Bluetooth is a wireless connectivity technology that has been around since 1999. It has grown to become one of the most popular methods of connecting peripheral devices wirelessly. This popularity has grown because of the incorporation of Bluetooth into mobile computing devices, cell phones, and other devices designs. A common question asked is about Bluetooth range.

The “Class” of the device indicates the range of a Bluetooth device.
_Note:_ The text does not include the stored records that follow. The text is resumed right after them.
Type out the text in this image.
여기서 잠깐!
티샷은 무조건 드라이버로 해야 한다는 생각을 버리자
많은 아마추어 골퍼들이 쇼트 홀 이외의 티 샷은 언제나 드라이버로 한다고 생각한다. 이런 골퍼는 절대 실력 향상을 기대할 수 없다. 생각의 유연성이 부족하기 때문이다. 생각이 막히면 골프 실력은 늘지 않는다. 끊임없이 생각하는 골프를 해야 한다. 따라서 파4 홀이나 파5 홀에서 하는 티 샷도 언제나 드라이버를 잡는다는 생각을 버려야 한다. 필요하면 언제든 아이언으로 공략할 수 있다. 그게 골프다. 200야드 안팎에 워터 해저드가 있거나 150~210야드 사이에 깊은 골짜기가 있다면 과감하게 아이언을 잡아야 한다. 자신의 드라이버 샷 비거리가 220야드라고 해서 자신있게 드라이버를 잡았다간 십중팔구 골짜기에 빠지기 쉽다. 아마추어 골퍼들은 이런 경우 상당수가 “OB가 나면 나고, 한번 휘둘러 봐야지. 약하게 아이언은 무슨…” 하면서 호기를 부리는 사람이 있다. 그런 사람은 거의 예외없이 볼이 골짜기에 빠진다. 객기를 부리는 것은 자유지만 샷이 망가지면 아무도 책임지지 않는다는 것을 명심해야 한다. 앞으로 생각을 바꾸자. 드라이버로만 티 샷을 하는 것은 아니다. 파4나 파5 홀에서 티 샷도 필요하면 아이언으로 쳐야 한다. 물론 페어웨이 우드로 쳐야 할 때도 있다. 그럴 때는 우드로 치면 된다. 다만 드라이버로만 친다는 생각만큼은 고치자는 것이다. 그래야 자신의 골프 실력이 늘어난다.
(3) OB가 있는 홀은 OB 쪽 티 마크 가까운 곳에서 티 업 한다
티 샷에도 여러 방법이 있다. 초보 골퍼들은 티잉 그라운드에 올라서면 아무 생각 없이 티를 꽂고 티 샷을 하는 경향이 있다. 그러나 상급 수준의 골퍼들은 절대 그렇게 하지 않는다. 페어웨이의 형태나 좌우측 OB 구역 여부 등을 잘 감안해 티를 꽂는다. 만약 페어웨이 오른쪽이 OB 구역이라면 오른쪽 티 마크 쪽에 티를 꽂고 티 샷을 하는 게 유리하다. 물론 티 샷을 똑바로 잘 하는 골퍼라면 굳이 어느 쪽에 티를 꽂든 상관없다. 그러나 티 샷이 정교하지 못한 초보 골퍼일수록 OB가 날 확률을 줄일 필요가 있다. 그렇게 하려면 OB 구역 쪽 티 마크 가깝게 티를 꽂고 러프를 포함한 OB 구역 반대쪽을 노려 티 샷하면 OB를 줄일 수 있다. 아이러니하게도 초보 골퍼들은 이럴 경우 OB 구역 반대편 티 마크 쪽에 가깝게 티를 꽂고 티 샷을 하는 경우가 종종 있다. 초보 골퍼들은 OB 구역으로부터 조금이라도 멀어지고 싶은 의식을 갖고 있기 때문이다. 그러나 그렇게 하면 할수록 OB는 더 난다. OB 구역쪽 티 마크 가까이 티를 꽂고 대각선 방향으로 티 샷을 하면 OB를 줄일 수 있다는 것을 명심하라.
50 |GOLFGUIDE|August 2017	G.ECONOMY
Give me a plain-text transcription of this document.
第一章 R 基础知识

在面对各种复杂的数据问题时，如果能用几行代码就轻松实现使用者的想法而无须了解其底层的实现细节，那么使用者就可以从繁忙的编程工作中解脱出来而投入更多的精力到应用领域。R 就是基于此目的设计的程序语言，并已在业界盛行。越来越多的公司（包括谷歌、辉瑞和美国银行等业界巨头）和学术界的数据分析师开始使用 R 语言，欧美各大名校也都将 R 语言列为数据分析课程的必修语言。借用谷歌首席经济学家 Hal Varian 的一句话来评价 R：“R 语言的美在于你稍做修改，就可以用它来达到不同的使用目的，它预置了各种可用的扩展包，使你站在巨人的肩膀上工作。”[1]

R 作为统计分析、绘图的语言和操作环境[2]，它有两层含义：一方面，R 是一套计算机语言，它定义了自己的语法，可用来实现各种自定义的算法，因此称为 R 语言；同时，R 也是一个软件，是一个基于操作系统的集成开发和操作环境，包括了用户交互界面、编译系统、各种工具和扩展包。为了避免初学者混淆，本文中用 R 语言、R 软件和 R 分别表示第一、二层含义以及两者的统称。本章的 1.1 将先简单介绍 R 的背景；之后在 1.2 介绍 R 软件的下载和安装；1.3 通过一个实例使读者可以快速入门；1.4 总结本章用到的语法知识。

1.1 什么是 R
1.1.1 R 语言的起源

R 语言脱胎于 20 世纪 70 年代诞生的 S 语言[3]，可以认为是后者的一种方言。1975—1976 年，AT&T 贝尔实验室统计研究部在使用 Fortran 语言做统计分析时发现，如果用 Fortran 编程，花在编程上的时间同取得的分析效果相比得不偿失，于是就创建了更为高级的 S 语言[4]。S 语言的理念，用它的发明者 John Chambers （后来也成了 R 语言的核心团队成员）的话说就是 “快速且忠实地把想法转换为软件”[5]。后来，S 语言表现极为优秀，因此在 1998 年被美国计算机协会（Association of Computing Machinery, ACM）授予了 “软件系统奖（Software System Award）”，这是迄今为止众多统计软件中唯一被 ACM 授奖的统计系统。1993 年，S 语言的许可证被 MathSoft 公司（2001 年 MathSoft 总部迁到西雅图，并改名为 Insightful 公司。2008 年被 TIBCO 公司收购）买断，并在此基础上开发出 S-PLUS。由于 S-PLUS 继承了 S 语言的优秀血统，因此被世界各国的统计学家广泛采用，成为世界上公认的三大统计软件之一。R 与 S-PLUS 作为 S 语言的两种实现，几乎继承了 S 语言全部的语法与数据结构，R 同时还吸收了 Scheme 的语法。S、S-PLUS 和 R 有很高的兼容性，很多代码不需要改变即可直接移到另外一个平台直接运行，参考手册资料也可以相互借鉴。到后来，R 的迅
The Bluetooth Special Interest Group (S.I.G.) has designated three classes of Bluetooth devices.

Class-1 Devices have a range of approximately 100 meters.
Class-2 Devices have a range of approximately 10 meters.
Class-3 Devices have a range of approximately 1 meter.

Users can mix device classes without worry, however, it the range is limited to that of the shortest ranged device.

There are situations that may interfere with the range and common sources of interference include:
RF interference from other RF devices
Strong Electronic current (such as fluorescent lights)
Sending signals through certain material

An exception to this is if a user has a Bluetooth receiver that is Class 2 connected to a Class 1 transmitter (Like a Class 1 Bluetooth Dongle sending audio to a Class 2 Bluetooth Headset). In cases like this, the reception of the headset can be extended to 20 meters, however, any microphone function would be out of range.

If you are shopping for Bluetooth adapters or Bluetooth devices, always refer to the Class of the device, when trying to determine the range.